Un déficit foncier ne génère pas de prélèvements sociaux pour l’année en cours, mais il ne s’impute pas sur les prélèvements des années suivantes. Le déficit reste dans la sphère de l’impôt sur le revenu, imputable sur le revenu global ou sur les revenus fonciers des dix années à venir.

Questions fréquentes

Taux prélèvements sociaux 2026 sur revenus fonciers ?

Le taux des prélèvements sociaux sur les revenus fonciers est de 17,2 % en 2026, inchangé depuis le 1er janvier 2018. Ce taux global se décompose en CSG (9,2 %), CRDS (0,5 %) et prélèvement de solidarité (7,5 %). Il s’applique sur le revenu foncier net, après abattement forfaitaire ou déduction des charges selon votre régime fiscal.

Quel est le taux de prélèvement sur les revenus fonciers ?

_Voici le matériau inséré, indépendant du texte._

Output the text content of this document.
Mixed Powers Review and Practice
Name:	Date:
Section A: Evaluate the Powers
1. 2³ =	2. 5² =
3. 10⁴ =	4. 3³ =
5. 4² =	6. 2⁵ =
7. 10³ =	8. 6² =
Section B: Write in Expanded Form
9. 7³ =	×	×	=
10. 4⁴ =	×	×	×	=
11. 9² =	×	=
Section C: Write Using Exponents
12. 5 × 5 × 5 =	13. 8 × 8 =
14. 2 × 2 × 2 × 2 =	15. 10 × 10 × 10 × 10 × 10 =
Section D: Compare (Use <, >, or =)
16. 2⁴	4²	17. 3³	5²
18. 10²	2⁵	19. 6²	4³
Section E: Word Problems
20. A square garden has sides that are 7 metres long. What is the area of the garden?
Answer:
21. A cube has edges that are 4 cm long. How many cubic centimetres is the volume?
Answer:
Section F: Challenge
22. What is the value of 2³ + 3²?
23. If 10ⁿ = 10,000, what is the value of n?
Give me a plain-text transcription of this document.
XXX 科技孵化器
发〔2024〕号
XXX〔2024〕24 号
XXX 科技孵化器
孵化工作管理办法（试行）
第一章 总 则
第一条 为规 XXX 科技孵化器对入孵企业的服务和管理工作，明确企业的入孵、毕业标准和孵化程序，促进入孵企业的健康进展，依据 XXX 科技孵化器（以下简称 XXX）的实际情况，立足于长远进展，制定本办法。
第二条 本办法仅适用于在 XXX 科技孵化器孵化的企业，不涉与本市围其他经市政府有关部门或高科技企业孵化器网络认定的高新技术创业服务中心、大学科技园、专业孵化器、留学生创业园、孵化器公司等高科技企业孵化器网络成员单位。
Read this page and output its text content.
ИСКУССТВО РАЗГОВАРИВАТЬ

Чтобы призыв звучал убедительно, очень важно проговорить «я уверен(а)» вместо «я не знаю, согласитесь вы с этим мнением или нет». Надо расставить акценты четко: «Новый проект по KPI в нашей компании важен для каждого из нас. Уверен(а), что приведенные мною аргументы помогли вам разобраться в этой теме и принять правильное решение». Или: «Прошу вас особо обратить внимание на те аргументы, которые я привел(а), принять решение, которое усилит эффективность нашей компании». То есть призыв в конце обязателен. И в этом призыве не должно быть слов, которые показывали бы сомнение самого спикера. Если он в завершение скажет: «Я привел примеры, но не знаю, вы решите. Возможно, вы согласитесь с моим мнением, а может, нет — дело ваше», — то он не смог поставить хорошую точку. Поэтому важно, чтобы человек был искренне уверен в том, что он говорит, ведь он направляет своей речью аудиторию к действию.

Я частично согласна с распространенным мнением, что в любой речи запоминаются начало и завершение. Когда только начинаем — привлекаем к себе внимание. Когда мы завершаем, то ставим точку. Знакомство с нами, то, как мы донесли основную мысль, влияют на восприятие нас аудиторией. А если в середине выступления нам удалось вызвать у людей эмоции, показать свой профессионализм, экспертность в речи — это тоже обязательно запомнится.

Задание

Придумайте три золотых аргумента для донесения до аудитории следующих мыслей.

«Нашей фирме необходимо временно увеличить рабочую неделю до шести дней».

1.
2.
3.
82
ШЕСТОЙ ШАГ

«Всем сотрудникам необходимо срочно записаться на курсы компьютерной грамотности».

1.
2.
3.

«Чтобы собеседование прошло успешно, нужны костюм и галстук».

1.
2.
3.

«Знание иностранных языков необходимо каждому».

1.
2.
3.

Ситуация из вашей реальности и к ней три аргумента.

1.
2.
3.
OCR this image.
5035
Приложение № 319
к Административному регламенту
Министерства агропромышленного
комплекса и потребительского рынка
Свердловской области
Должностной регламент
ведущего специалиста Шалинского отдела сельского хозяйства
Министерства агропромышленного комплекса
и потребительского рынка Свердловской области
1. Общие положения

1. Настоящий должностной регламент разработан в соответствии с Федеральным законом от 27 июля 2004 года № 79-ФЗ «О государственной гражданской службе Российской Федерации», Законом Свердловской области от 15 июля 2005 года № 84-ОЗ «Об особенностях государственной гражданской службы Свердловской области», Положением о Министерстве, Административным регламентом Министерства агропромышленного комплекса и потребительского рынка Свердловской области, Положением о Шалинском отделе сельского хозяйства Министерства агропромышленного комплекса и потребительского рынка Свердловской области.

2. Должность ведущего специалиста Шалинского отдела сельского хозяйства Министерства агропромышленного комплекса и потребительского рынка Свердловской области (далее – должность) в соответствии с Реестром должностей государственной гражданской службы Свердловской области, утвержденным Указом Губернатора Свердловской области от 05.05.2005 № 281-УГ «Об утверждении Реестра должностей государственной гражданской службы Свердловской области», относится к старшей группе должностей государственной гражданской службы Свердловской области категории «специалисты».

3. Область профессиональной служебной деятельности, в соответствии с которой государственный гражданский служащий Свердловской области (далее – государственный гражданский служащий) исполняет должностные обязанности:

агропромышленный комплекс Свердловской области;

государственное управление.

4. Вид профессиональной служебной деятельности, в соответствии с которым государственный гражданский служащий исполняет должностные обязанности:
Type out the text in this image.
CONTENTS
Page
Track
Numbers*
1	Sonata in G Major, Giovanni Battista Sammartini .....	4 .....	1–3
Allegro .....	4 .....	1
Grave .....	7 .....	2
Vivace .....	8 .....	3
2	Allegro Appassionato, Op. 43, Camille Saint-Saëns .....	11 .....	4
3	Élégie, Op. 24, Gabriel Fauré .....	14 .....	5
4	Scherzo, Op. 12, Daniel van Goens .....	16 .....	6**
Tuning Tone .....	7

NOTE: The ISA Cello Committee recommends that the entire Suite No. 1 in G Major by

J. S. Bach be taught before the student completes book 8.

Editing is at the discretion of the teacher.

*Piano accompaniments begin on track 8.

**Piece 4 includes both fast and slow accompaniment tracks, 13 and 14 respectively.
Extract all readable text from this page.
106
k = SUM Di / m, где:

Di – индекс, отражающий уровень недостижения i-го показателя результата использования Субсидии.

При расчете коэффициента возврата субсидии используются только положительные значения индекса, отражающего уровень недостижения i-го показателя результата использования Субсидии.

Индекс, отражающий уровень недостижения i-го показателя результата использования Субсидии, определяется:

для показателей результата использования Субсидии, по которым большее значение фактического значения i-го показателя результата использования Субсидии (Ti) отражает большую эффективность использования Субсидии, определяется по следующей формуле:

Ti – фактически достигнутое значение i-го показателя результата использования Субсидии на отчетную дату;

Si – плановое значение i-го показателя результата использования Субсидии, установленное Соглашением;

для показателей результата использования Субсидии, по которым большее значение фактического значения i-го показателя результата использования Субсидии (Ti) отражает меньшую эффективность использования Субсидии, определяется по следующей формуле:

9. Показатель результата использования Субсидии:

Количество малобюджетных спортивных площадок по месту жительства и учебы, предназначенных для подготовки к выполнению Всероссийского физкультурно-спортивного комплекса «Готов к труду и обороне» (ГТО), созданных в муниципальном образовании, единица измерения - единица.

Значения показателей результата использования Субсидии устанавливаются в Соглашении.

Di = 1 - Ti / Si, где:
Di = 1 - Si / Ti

Le taux global de prélèvement sur les revenus fonciers est de 17,2 % pour un résident fiscal français. Les non-résidents affiliés à un régime social d’un pays de l’UE, de l’EEE ou de la Suisse ne paient que le prélèvement de solidarité, soit 7,5 %. Les non-résidents hors UE/EEE/Suisse sont soumis au taux plein de 17,2 %, sauf convention bilatérale contraire.

Qu’est-ce que l’acompte de prélèvements sociaux sur revenu foncier ?

L’acompte de prélèvements sociaux est un versement anticipé calculé sur la base des revenus fonciers déclarés l’année précédente. Il est prélevé automatiquement en février et septembre. Ce système, mis en place avec le prélèvement à la source, permet à l’État de percevoir impôts et prélèvements en cours d’année plutôt qu’en une seule fois. Une régularisation est effectuée l’été suivant la déclaration annuelle de revenus.

Comment calculer les prélèvements sociaux sur les revenus ?

Pour calculer les prélèvements sociaux sur vos revenus fonciers, multipliez votre revenu foncier net par 17,2 %. Au micro-foncier, appliquez d’abord l’abattement de 30 % sur les loyers bruts avant d’appliquer le taux. Au régime réel, déduisez toutes les charges autorisées avant de calculer. N’oubliez pas que 6,8 % de CSG est déductible de votre revenu imposable l’année suivante, au régime réel uniquement.